Hace años que abandoné la tribu a la que pertenecía por nacimiento. Sentado en la mecedora del porche contemplo a los guerreros pasar por delante mío, con sus pinturas de guerra, decididos, valientes, asustados; yo aparto la vista, incómodo, porque a pesar de todo haber dejado de ser uno de ellos me desasosiega. No es mi guerra. No quiero convertirme en un soldadito de plomo, manejado por oscuros intereses. La guerra no es lo que parece, es otra cosa, y yo no sé de qué va la cosa. Me resisto a ser instrumentalizado. No quiero que manipulen mis sentimientos, que es lo más preciado que poseo, no quiero caer en el agravio comparativo de categorizar a los refugiados: los rubios a un lado, los morenos en el otro. Pero algo hay que hacer. No sé qué, no sé cómo. Sentado en la mecedora del porche veo pasar la vida, esperando que no me alcance el fuego cruzado.

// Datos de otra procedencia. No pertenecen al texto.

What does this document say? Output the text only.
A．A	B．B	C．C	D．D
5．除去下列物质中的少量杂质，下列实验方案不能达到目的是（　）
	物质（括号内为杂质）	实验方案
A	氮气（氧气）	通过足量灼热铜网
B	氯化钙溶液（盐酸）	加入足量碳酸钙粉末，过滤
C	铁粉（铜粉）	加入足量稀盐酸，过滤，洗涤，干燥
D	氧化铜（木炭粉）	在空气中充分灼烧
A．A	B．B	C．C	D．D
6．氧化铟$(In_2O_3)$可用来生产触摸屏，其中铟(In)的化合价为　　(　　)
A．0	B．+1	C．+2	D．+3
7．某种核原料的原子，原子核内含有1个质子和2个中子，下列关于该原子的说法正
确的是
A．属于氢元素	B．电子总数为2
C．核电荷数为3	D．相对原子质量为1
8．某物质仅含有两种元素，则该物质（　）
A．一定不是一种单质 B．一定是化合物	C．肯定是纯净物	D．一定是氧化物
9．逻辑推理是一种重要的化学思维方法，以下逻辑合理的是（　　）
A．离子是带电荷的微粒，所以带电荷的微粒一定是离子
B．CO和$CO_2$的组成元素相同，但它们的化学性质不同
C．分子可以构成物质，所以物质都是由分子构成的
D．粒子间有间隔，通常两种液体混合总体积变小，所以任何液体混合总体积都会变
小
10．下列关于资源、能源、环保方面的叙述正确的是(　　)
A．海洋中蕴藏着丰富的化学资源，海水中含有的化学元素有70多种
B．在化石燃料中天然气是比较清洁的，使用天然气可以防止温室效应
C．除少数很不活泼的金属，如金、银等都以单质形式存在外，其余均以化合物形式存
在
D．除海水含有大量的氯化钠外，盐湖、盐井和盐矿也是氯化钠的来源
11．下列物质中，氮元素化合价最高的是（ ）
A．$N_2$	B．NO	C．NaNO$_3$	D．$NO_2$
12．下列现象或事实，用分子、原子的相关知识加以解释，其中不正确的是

Empezó en la adolescencia. Hablaba mucho de lo que haría, de lo transgresor que sería mi comportamiento, pero no me apartaba del camino trazado, hasta que a los 25 años, recién acabado el servicio militar, lo dejé todo y me fui a vivir al campo, de la mano de una chica mucho más joven que yo, pero también mucho más avanzada en el camino que yo anhelaba y temía. Fuera hacía frío y la inseguridad económica era aterradora. ¡Y la soledad! No supe lo que era hasta que se rompió nuestra relación y me instalé solo en el Ampurdán, donde no conocía a nadie. A principios de año, no recuerdo cual, nevó con fuerza varios días seguidos y el paisaje cambió. Me encontré en el norte de Europa, solo, sin coche, en un pueblo pequeño, sin calefacción, con una chimenea que a duras penas calentaba el salón. La víspera de Reyes dejó de nevar y la temperatura bajó a quince grados bajo cero. Reventaron las cañerías. Pinté toda la noche, bajo la luz parpadeante de las velas, porque la electricidad también abandonó el mundo en el que vivía. Nunca me he sentido tan solo, pero trabajé sorprendentemente bien, o al menos así me lo parece ahora, viendo una obra de aquella larga noche de mi juventud. Así es como me siento ahora mismo, cuarenta años más tarde, con la casa caliente y dos coches en la plaza; reconozco aquel frío interior pavoroso, desclasado, del que no pertenece a ningún clan, para no tener que pelearse con otro.